To mitigate this, I would strongly advise companies to use high-quality, proprietary datasets and train their AI systems on these data. This ensures better accuracy, relevance, and fairness. In the financial sector, data is everything. The sector already holds vast amounts of high-quality data, which provides a significant advantage. However, this also presents risks, particularly around data privacy. For example, contractual data collected for specific, pre-defined purposes cannot simply be repurposed for training AI systems without breaching data privacy regulations.

While data privacy issues are closely tied to AI practices, they aren’t directly addressed by the current AI regulations like the EU AI Act. This makes it even more critical for financial institutions to proactively address data privacy compliance alongside their AI development efforts. By balancing these concerns, institutions can develop AI systems that are not only effective but also ethical and aligned with regulatory expectations.

The most exciting aspect of working with AI is that we are truly approaching new frontiers. We’re entering uncharted territory where we can’t always predict the outcomes of our research. This uncertainty is something we haven’t experienced in a long time, and while it holds great promise, it also presents risks.

The emergence of large language models, especially since the end of 2022 with the release of the first widely accessible version like ChatGPT, has led to many positive changes.

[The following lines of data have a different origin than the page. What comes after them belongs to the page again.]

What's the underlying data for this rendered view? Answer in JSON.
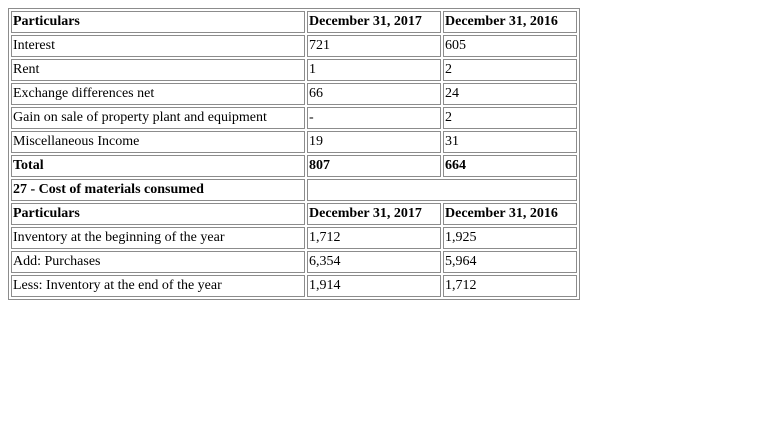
{
  "table1": {
    "header": [
      "Particulars",
      "December 31, 2017",
      "December 31, 2016"
    ],
    "rows": [
      [
        "Interest",
        "721",
        "605"
      ],
      [
        "Rent",
        "1",
        "2"
      ],
      [
        "Exchange differences net",
        "66",
        "24"
      ],
      [
        "Gain on sale of property plant and equipment",
        "-",
        "2"
      ],
      [
        "Miscellaneous Income",
        "19",
        "31"
      ]
    ],
    "total": [
      "Total",
      "807",
      "664"
    ]
  },
  "section2": {
    "title": "27 - Cost of materials consumed",
    "header": [
      "Particulars",
      "December 31, 2017",
      "December 31, 2016"
    ],
    "rows": [
      [
        "Inventory at the beginning of the year",
        "1,712",
        "1,925"
      ],
      [
        "Add: Purchases",
        "6,354",
        "5,964"
      ],
      [
        "Less: Inventory at the end of the year",
        "1,914",
        "1,712"
      ]
    ]
  }
}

For instance, tasks that people traditionally disliked are now easier to perform, allowing us to focus on more meaningful and impactful aspects of our work.

However, with these advancements, we’re also encountering new dangers that we can’t fully foresee yet. We’re at a point where we need to carefully evaluate the use of AI. While we’ve explored initial use cases, we’re now facing the first signs of potential risks.

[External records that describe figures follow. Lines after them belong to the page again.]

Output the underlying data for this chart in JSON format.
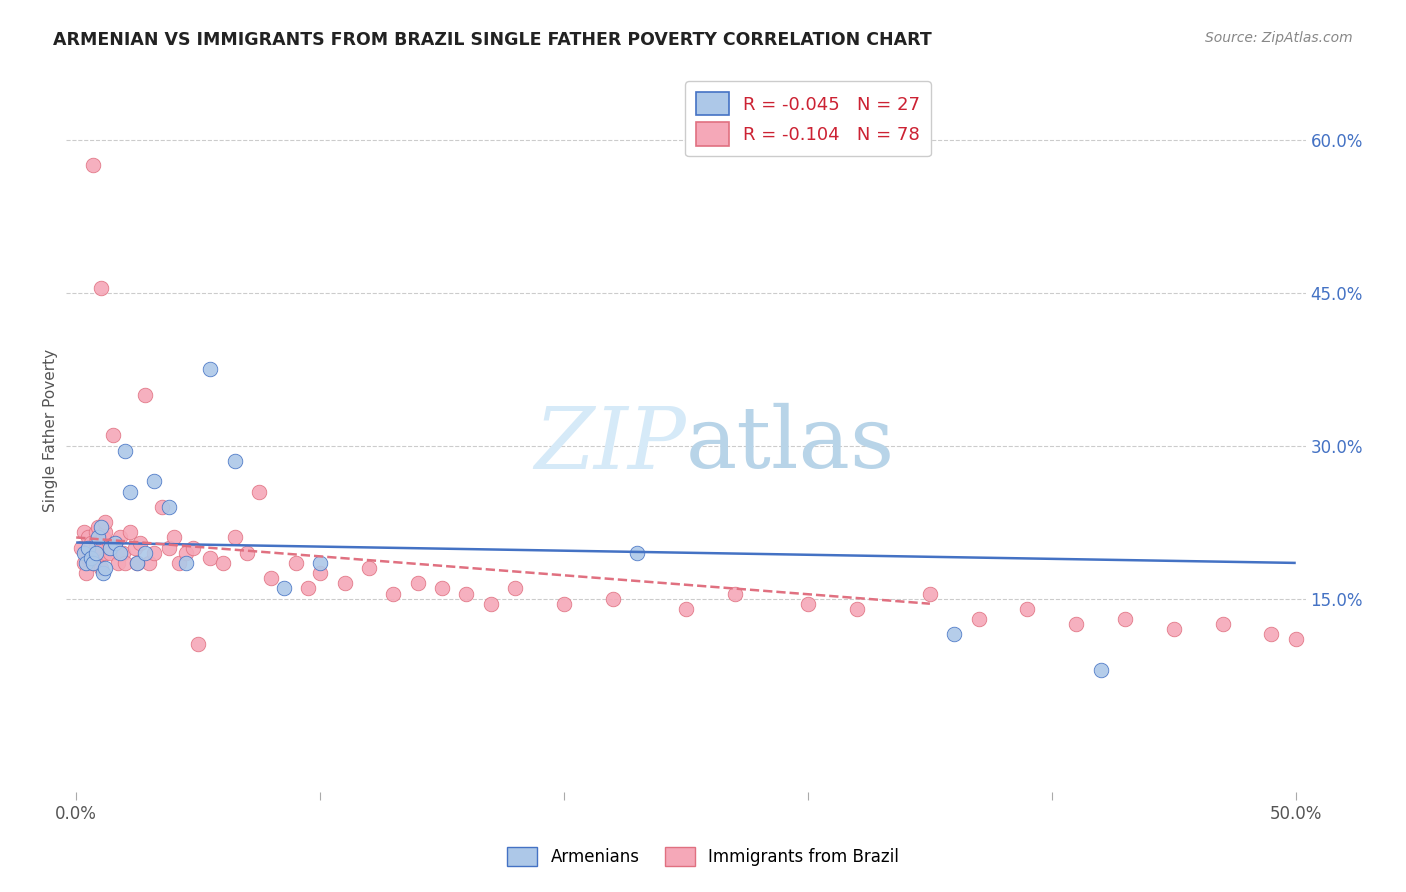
{
  "title": "ARMENIAN VS IMMIGRANTS FROM BRAZIL SINGLE FATHER POVERTY CORRELATION CHART",
  "source": "Source: ZipAtlas.com",
  "ylabel": "Single Father Poverty",
  "xlim": [
    -0.004,
    0.504
  ],
  "ylim": [
    -0.04,
    0.67
  ],
  "x_ticks": [
    0.0,
    0.1,
    0.2,
    0.3,
    0.4,
    0.5
  ],
  "x_tick_labels": [
    "0.0%",
    "",
    "",
    "",
    "",
    "50.0%"
  ],
  "y_ticks_right": [
    0.15,
    0.3,
    0.45,
    0.6
  ],
  "y_tick_labels_right": [
    "15.0%",
    "30.0%",
    "45.0%",
    "60.0%"
  ],
  "legend_r_armenian": "-0.045",
  "legend_n_armenian": "27",
  "legend_r_brazil": "-0.104",
  "legend_n_brazil": "78",
  "armenian_color": "#adc8e8",
  "brazil_color": "#f5a8b8",
  "armenian_line_color": "#4472c4",
  "brazil_line_color": "#e07080",
  "background_color": "#ffffff",
  "watermark_color": "#d6eaf8",
  "armenians_x": [
    0.003,
    0.004,
    0.005,
    0.006,
    0.007,
    0.008,
    0.009,
    0.01,
    0.011,
    0.012,
    0.014,
    0.016,
    0.018,
    0.02,
    0.022,
    0.025,
    0.028,
    0.032,
    0.038,
    0.045,
    0.055,
    0.065,
    0.085,
    0.1,
    0.23,
    0.36,
    0.42
  ],
  "armenians_y": [
    0.195,
    0.185,
    0.2,
    0.19,
    0.185,
    0.195,
    0.21,
    0.22,
    0.175,
    0.18,
    0.2,
    0.205,
    0.195,
    0.295,
    0.255,
    0.185,
    0.195,
    0.265,
    0.24,
    0.185,
    0.375,
    0.285,
    0.16,
    0.185,
    0.195,
    0.115,
    0.08
  ],
  "brazil_x": [
    0.002,
    0.003,
    0.003,
    0.004,
    0.004,
    0.005,
    0.005,
    0.006,
    0.006,
    0.007,
    0.007,
    0.008,
    0.008,
    0.008,
    0.009,
    0.009,
    0.01,
    0.01,
    0.011,
    0.011,
    0.012,
    0.012,
    0.013,
    0.014,
    0.015,
    0.016,
    0.017,
    0.018,
    0.019,
    0.02,
    0.022,
    0.024,
    0.026,
    0.028,
    0.03,
    0.032,
    0.035,
    0.038,
    0.04,
    0.042,
    0.045,
    0.048,
    0.05,
    0.055,
    0.06,
    0.065,
    0.07,
    0.075,
    0.08,
    0.09,
    0.095,
    0.1,
    0.11,
    0.12,
    0.13,
    0.14,
    0.15,
    0.16,
    0.17,
    0.18,
    0.2,
    0.22,
    0.25,
    0.27,
    0.3,
    0.32,
    0.35,
    0.37,
    0.39,
    0.41,
    0.43,
    0.45,
    0.47,
    0.49,
    0.5,
    0.008,
    0.012,
    0.025
  ],
  "brazil_y": [
    0.2,
    0.215,
    0.185,
    0.195,
    0.175,
    0.21,
    0.19,
    0.2,
    0.205,
    0.575,
    0.185,
    0.195,
    0.215,
    0.205,
    0.22,
    0.19,
    0.455,
    0.18,
    0.2,
    0.21,
    0.195,
    0.215,
    0.2,
    0.195,
    0.31,
    0.205,
    0.185,
    0.21,
    0.195,
    0.185,
    0.215,
    0.2,
    0.205,
    0.35,
    0.185,
    0.195,
    0.24,
    0.2,
    0.21,
    0.185,
    0.195,
    0.2,
    0.105,
    0.19,
    0.185,
    0.21,
    0.195,
    0.255,
    0.17,
    0.185,
    0.16,
    0.175,
    0.165,
    0.18,
    0.155,
    0.165,
    0.16,
    0.155,
    0.145,
    0.16,
    0.145,
    0.15,
    0.14,
    0.155,
    0.145,
    0.14,
    0.155,
    0.13,
    0.14,
    0.125,
    0.13,
    0.12,
    0.125,
    0.115,
    0.11,
    0.2,
    0.225,
    0.185
  ],
  "arm_line_x0": 0.0,
  "arm_line_x1": 0.5,
  "arm_line_y0": 0.205,
  "arm_line_y1": 0.185,
  "bra_line_x0": 0.0,
  "bra_line_x1": 0.35,
  "bra_line_y0": 0.21,
  "bra_line_y1": 0.145
}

This tension between the immense possibilities and the unknown risks is what keeps me passionate about AI. It’s not just about regulation – although that’s certainly a part of it. The AI Act, for example, is a form of compliance and risk management, similar to other technologies we've encountered. Ultimately, how we navigate this balance will shape the future of AI.

What I think stands out the most about Cyberevolution is the diversity of people and perspectives present. Cybersecurity is such a broad topic, and here we see that it’s not just about cybersecurity, data privacy, or AI in isolation – all of these areas must work together. Understanding the intersections between them is key to truly grasping the complexities of the field.

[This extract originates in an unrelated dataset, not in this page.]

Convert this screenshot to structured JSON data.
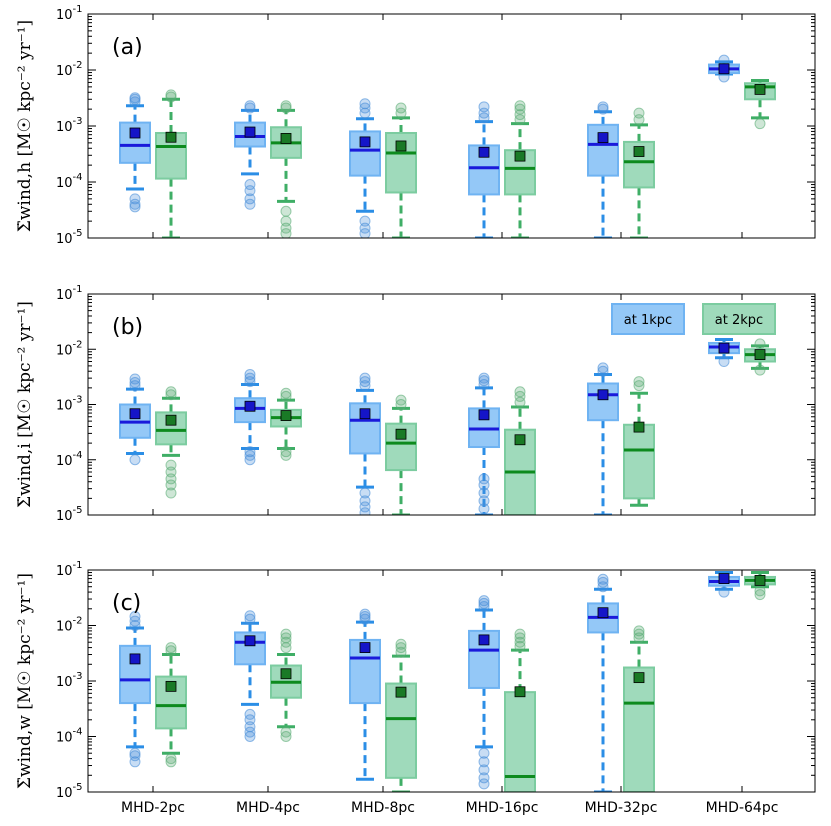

I think this is similar to the role of a C-level executive, especially the Chief Information Officer (CIO) or Chief Security Officer (CSO). They need a strong technical background to manage risk and security effectively, but just as importantly, they must have communication skills to convey these complex issues to the broader company. Additionally, business acumen is crucial in translating security into a business enabler that drives growth.

So, in many ways, Cyberevolution highlights the need for a well-rounded approach, where technical, communicative, and business skills all come together.

About Dr. Dennis-Kenji Kipker

Prof. Dr. Dennis-Kenji Kipker is one of the leading minds in cyber security and works as Scientific Director of the cyberintelligence.institute in Frankfurt am Main, Member of the Board of Directors of the strategy consulting company CERTAVO AG and Visiting Professor at the private Riga Graduate School of Law in Latvia, which was founded by the Soros Foundation.

Here he conducts research on topics at the interface of law and technology in cyber security, corporate strategy, and digital resilience in the context of global crises, with a particular focus on Chinese and US IT law.

In 2024, Professor Kipker was appointed to gematik's new Digital Advisory Board, the highest body in Germany that helps decide on the digitalisation of national health insurance providers. Dennis Kipker works voluntarily for the World Justice Project in the USA.